Le film est sous-titré : La Voie du Samouraï. Voie, c’est-à-dire forme-de-vie. Le destin de Ghost Dog est pris dans le grand mouvement d’aplatissement des formes-de-vie, la tempête qu’on appelle progrès. Lui, son maître, et même les mafieux, ne cessent de déplorer que les temps changent et rendent les old ways, les vieilles manières, les vieilles voies, les vieilles formes-de-vie, désuètes, obsolètes, encombrantes. Et pourtant, jamais Ghost Dog ne dévie de la sienne ; et son obstination est contagieuse, même au prix de la mort. Le film articule une réflexion assez profonde sur les formes-de-vie ; d’une part sur leur consistance interne ; de l’autre sur leurs rapports les unes avec les autres.

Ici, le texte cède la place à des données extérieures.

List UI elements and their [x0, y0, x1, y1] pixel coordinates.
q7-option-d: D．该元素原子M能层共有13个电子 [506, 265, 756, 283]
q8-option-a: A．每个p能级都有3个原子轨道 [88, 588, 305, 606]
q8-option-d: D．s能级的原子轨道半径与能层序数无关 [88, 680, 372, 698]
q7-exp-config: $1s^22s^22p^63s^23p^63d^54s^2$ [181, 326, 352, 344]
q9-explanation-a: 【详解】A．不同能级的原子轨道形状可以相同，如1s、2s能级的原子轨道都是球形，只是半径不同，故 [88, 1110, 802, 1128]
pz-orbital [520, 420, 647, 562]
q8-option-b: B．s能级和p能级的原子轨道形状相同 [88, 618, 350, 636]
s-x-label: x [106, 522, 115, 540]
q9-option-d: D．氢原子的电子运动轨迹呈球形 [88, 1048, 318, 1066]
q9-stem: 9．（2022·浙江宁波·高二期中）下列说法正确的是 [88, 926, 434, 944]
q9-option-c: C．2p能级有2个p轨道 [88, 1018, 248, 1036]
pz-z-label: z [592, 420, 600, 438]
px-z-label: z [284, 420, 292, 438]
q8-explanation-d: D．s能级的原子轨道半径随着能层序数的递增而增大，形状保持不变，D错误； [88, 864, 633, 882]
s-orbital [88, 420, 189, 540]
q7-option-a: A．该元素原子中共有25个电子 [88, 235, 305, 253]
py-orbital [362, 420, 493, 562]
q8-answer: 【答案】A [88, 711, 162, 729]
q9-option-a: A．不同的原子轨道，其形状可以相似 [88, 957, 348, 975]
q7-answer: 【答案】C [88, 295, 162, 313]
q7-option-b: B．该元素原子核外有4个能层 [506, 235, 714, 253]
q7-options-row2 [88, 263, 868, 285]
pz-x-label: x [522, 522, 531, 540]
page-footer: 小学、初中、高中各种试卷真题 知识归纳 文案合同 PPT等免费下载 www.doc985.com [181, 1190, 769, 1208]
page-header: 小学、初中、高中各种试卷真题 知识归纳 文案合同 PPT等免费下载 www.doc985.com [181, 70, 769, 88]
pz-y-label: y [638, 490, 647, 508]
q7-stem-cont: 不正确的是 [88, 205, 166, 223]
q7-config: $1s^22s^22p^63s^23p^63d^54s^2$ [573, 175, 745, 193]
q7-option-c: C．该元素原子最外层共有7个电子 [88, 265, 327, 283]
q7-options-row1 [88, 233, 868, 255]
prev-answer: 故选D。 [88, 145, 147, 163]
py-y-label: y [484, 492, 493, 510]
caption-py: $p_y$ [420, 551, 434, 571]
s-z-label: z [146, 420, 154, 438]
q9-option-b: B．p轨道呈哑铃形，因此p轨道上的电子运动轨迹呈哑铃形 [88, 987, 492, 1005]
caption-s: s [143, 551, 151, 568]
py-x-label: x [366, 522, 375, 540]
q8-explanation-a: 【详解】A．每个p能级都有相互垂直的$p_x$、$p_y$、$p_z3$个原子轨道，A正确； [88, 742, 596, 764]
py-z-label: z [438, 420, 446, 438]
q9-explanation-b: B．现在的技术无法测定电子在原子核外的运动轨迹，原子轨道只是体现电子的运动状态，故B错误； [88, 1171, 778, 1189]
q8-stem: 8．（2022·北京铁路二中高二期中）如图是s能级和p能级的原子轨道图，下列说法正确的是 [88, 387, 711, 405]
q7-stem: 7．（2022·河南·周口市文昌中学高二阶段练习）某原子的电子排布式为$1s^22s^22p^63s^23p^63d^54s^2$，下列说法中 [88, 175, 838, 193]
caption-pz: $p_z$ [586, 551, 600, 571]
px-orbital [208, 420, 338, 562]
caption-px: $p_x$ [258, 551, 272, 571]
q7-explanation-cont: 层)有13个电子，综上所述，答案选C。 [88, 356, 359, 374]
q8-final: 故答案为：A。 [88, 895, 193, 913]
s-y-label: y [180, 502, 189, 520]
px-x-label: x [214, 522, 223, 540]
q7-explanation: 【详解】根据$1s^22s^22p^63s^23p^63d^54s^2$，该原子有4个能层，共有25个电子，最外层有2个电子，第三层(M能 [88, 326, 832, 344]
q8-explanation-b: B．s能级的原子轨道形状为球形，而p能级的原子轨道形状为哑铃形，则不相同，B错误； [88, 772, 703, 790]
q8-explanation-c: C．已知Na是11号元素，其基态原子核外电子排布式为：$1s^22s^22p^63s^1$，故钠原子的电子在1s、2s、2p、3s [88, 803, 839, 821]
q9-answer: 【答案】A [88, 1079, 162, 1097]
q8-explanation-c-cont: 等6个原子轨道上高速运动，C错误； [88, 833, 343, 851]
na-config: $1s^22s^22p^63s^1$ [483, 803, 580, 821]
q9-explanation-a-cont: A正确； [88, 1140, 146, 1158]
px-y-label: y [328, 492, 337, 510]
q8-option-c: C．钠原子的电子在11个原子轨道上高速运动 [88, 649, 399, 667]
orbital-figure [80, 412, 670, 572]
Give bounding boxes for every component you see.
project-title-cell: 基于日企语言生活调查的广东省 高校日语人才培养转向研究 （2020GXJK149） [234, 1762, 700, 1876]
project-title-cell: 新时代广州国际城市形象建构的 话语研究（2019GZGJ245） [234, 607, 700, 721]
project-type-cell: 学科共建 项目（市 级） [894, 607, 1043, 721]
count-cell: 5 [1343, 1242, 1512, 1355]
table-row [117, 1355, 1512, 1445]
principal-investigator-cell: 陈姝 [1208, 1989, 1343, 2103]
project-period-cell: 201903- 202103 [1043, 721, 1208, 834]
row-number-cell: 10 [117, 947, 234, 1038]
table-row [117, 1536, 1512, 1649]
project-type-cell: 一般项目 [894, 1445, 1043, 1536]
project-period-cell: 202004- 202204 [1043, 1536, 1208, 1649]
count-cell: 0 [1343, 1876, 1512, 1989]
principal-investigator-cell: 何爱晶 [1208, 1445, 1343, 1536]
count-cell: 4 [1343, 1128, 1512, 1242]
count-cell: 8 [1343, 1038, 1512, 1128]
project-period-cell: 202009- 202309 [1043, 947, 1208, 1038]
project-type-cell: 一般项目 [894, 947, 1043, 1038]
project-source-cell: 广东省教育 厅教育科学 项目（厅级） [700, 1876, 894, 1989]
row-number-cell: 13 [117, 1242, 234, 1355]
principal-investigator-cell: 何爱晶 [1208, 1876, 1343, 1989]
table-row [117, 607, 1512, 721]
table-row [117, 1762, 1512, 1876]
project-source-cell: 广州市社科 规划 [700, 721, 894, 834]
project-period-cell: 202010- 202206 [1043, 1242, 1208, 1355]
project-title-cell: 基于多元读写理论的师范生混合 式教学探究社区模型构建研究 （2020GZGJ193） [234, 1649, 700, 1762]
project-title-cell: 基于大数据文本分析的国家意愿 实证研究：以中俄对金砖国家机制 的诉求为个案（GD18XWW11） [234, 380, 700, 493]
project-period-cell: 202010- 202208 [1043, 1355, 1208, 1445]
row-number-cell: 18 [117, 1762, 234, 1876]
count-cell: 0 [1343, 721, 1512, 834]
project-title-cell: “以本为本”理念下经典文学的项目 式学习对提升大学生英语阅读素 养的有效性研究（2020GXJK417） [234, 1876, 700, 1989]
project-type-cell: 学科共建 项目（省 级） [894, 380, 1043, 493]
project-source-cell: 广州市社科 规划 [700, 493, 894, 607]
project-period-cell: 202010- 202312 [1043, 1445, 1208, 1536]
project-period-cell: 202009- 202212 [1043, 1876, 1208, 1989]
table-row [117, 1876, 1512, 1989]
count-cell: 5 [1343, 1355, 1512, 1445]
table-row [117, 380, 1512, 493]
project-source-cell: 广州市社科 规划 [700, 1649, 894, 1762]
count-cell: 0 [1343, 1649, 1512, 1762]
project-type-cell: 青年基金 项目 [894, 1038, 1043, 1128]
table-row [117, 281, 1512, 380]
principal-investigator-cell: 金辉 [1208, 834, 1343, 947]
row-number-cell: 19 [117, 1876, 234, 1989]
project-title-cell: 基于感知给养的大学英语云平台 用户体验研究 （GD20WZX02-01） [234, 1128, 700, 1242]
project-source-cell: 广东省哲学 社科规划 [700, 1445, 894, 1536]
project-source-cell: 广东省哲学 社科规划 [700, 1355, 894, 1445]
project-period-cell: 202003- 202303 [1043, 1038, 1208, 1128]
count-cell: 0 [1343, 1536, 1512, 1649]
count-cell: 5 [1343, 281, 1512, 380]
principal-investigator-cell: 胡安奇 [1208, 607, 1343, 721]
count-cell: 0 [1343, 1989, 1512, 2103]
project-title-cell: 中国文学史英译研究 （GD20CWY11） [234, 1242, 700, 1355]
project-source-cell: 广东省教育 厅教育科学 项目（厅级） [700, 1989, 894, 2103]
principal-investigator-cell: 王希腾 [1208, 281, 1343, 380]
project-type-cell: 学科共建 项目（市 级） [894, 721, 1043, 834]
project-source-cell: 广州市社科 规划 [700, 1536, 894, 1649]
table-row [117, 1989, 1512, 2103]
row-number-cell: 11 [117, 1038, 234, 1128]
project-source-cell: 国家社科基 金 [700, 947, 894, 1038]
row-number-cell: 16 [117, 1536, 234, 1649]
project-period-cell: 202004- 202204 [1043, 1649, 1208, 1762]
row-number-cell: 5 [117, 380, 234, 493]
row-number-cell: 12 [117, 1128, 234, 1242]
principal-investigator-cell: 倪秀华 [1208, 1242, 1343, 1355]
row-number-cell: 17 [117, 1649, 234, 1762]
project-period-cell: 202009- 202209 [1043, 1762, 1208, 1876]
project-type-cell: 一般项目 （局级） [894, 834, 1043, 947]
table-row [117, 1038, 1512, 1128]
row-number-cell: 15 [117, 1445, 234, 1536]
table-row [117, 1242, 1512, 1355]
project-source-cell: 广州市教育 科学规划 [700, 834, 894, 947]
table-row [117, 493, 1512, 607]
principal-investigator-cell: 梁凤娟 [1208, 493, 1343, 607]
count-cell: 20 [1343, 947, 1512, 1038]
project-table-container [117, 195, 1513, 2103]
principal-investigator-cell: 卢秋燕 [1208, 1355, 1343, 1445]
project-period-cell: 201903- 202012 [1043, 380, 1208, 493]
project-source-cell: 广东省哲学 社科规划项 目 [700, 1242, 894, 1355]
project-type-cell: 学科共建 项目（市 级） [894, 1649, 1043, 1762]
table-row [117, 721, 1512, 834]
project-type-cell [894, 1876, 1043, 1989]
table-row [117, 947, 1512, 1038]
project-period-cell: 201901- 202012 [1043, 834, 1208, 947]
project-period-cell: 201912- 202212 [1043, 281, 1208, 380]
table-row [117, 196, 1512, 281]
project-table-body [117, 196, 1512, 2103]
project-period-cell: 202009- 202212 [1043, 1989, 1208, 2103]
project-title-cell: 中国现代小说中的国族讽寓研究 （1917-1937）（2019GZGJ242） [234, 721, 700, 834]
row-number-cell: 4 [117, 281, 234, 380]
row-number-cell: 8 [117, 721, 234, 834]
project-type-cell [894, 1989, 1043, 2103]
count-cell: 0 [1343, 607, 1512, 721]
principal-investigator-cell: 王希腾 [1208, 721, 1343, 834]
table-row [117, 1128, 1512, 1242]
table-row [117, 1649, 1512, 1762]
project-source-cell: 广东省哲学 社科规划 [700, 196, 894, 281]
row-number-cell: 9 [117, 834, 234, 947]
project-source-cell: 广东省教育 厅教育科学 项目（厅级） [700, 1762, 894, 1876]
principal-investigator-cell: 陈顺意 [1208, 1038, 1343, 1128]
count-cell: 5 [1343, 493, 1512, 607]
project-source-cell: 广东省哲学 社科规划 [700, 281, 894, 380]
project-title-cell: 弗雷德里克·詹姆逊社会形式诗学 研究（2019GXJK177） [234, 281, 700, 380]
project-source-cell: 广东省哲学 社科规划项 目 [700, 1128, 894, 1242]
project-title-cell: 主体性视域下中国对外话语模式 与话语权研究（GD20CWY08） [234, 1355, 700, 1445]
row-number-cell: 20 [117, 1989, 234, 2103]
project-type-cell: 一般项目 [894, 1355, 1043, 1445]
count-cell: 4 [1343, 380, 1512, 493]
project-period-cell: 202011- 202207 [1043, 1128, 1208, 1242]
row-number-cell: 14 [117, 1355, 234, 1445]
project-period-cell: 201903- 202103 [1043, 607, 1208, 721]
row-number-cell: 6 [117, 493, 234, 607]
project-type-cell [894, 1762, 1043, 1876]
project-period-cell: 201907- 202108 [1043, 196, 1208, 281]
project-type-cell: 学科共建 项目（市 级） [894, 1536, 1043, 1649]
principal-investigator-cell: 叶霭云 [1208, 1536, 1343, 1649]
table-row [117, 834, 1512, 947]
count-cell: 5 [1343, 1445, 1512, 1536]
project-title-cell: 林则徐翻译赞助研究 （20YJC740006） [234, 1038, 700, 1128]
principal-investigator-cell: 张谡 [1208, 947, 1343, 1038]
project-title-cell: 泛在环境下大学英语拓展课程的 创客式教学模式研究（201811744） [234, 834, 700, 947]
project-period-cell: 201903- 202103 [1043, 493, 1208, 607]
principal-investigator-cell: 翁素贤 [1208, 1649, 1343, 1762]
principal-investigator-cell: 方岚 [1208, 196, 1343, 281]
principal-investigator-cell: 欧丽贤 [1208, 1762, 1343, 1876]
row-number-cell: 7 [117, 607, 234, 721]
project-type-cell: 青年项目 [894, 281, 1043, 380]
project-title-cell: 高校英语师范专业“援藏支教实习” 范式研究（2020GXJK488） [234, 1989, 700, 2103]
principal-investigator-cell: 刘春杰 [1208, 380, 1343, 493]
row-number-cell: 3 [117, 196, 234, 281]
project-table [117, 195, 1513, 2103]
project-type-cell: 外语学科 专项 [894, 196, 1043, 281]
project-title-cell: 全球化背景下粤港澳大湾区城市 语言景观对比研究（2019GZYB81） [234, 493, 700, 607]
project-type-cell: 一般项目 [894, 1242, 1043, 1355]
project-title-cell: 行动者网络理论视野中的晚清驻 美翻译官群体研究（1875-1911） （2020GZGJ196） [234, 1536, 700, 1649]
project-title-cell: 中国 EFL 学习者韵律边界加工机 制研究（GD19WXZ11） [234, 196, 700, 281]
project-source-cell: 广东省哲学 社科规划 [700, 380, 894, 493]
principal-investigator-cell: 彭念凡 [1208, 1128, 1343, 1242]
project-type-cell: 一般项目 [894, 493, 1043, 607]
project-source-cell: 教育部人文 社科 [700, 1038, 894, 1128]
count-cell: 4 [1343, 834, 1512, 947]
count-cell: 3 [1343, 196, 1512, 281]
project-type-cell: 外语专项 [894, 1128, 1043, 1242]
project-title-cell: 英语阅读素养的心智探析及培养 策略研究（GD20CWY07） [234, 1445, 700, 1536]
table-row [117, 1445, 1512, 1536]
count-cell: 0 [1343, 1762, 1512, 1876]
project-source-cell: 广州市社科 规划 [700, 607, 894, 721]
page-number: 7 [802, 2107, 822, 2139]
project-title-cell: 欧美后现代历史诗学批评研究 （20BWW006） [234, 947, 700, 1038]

Ces deux problèmes se développent par la circulation parallèle de deux livres entre divers personnages. Le premier est le Hagakure. Il s’agit d’une compilation de citations d’un samouraï, qui codifie la forme-de-vie du guerrier et que s’efforce de suivre le héros. Il le transmettra à la fin du film à Pearline, une petite fille devenue son amie et promise, semble-t-il, à le suivre dans la pratique du bushido. Le second est la nouvelle Yabu No Naka, de l’écrivain japonais Ryunosuke Akutagawa, nouvelle qui fournit la trame du célébrissime Rashomon d’Akira Kurosawa. Au début du film, Ghost Dog assassine un mafieux qui couche avec la fille du chef de la mafia. Celle-ci est par hasard témoin du meurtre. Elle est en train de lire Yabu No Naka, et lui prête. Ghost Dog le lit, et le prête à Pearline, qui lui rend à la fin du film avant qu’il meure de la main de son maître ; la dernière volonté de Ghost Dog consistant à donner le livre à son maître, un mafieux de second rang, qui le montre à la fille du chef de la mafia, devenue en vérité chef à sa place après sa mort spectaculaire, de la main de Ghost Dog. Et la boucle est bouclée.

Le premier livre élabore une forme-de-vie singulière, celle du samouraï. Sa présence dans le récit pose le problème de la consistance interne, de l’autodéfinition d’une forme-de-vie. Le second théorise par le biais de sa narration la manière dont des formes-de-vie hétérogènes se rapportent les unes aux autres sans la médiation d’aucune instance qui garantirait leur compréhension mutuelle. La manière dont il circule parmi les personnages du film redouble le propos de la nouvelle, le remet en jeu. Notre but est de synthétiser les enseignements que le film tire de ces deux livres, qui sont comme la chaîne et la trame de sa narration.

Hagakure

Qu’est-ce qui donne à une forme-de-vie sa consistance, sa tenue, la solidité de sa forme ? (Qu’est-ce qui fait qu’une forme-de-vie est une forme ?)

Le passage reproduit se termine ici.